I cannot make the operator() method templated because I want to bind it to a std::function object and I cannot deduce the template parameter types during the bind. So that's why I need all the types in the wrapping class.
This partial template deduction exists for functions.
For example:
template<typename T1, typename T2>
void foo(const T2& t2)
{
T1 t1{};
std::cout << t1 << ", " << t2 << '\n';
}
int main()
{
foo<int>(3.4); //T1 is explicitly int, T2 is deduced to be double
}
My current solution is to exploit this feature and construct the object through a function:
template<typename U1, typename U2>
S<U1, U2> construct_S(const U2& t2)
{
return S<U1, U2>{t2};
}
int main()
{
auto s2 = construct_S<int>(1.5);
std::function<void(int)> func2 = s2;
func2(23);
}
I find this solution clumsy because we're using an external function to construct the object.
I was wondering if there's a cleaner solution for doing this.
Maybe something with deduction guides? I'm not sure.
CodePudding user response:
As mentioned in a comment, you can use a nested class such that the two parameters can be provided seperately (one explicitly the other deduced):
template<typename T1>
struct S {
template <typename T2>
struct impl {
T2 t2;
impl(const T2& _t2) : t2{_t2} {}
};
template <typename T2>
impl(const T2&) -> impl<T2>;
};
int main() {
S<int>::impl<double> s {3.14};
S<int>::impl s2 {3.14}; // <- T1 is provided in the angle brackets, T2 is deduced
}
I found this How to provide deduction guide for nested template class?. Though, the above code compiles without issues with both gcc and clang: https://godbolt.org/z/MMaPYGbe1.

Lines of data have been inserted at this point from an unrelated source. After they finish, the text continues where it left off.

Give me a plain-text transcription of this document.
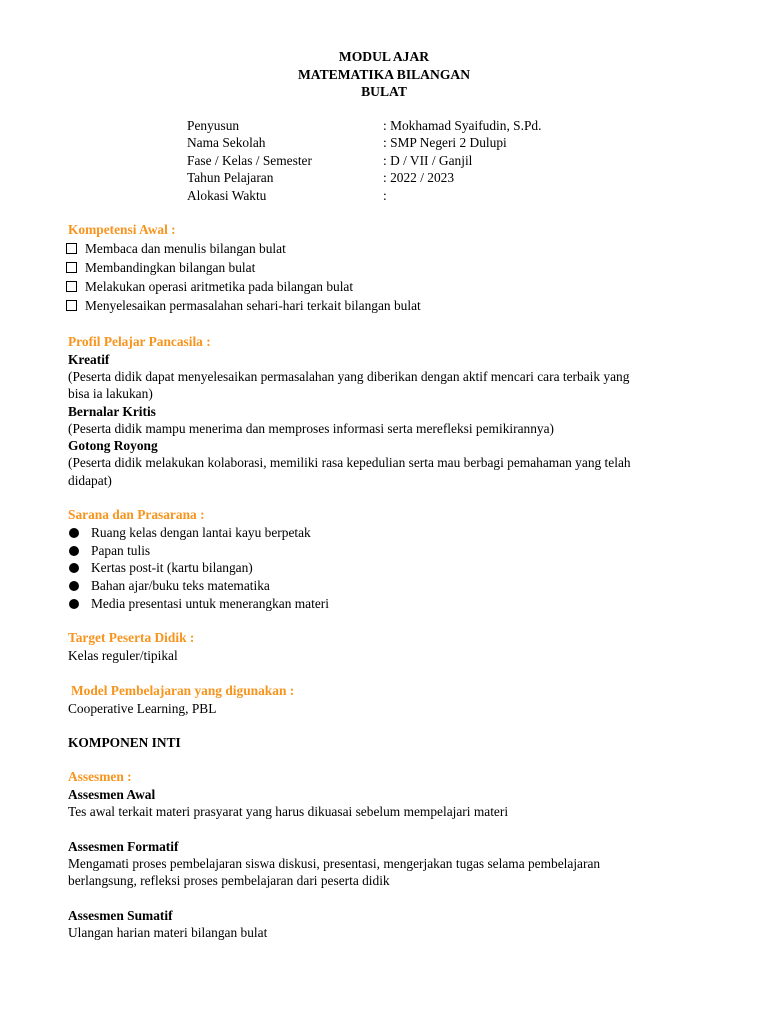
MODUL AJAR
MATEMATIKA BILANGAN
BULAT
Penyusun	: Mokhamad Syaifudin, S.Pd.
Nama Sekolah	: SMP Negeri 2 Dulupi
Fase / Kelas / Semester	: D / VII / Ganjil
Tahun Pelajaran	: 2022 / 2023
Alokasi Waktu	:
Kompetensi Awal :
Membaca dan menulis bilangan bulat
Membandingkan bilangan bulat
Melakukan operasi aritmetika pada bilangan bulat
Menyelesaikan permasalahan sehari-hari terkait bilangan bulat
Profil Pelajar Pancasila :
Kreatif
(Peserta didik dapat menyelesaikan permasalahan yang diberikan dengan aktif mencari cara terbaik yang
bisa ia lakukan)
Bernalar Kritis
(Peserta didik mampu menerima dan memproses informasi serta merefleksi pemikirannya)
Gotong Royong
(Peserta didik melakukan kolaborasi, memiliki rasa kepedulian serta mau berbagi pemahaman yang telah
didapat)
Sarana dan Prasarana :
Ruang kelas dengan lantai kayu berpetak
Papan tulis
Kertas post-it (kartu bilangan)
Bahan ajar/buku teks matematika
Media presentasi untuk menerangkan materi
Target Peserta Didik :
Kelas reguler/tipikal
Model Pembelajaran yang digunakan :
Cooperative Learning, PBL
KOMPONEN INTI
Assesmen :
Assesmen Awal
Tes awal terkait materi prasyarat yang harus dikuasai sebelum mempelajari materi
Assesmen Formatif
Mengamati proses pembelajaran siswa diskusi, presentasi, mengerjakan tugas selama pembelajaran
berlangsung, refleksi proses pembelajaran dari peserta didik
Assesmen Sumatif
Ulangan harian materi bilangan bulat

If refactoring the class template is not an option, the helper function is a common and clean solution. The standard library has many make_xxx functions, some of them were only needed before CTAD was a thing.
CodePudding user response:
The simplest way is to provide factory function which will take over deduction of types:
template<typename T1, typename T2>
auto makeS(T2 x) -> S<T1, T2>
{
return S<T1, T2>{x};
}
https://godbolt.org/z/4cPTdv7e3
CodePudding user response:
template<typename T2>
struct S
{
T2 t2;
S(const T2& _t2) : t2{_t2} {}
template<typename T1>
void operator()(const T1& t1)
{
std::cout << t1 << ", " << t2 << '\n';
}
};
int main()
{
S s {3.14}; // T1 not provided
std::function<void(int)> func2 = s; // T1 deduced by std function
func2(42); // works
}
I just removed T1 and made it a template argument of operator() and everything works.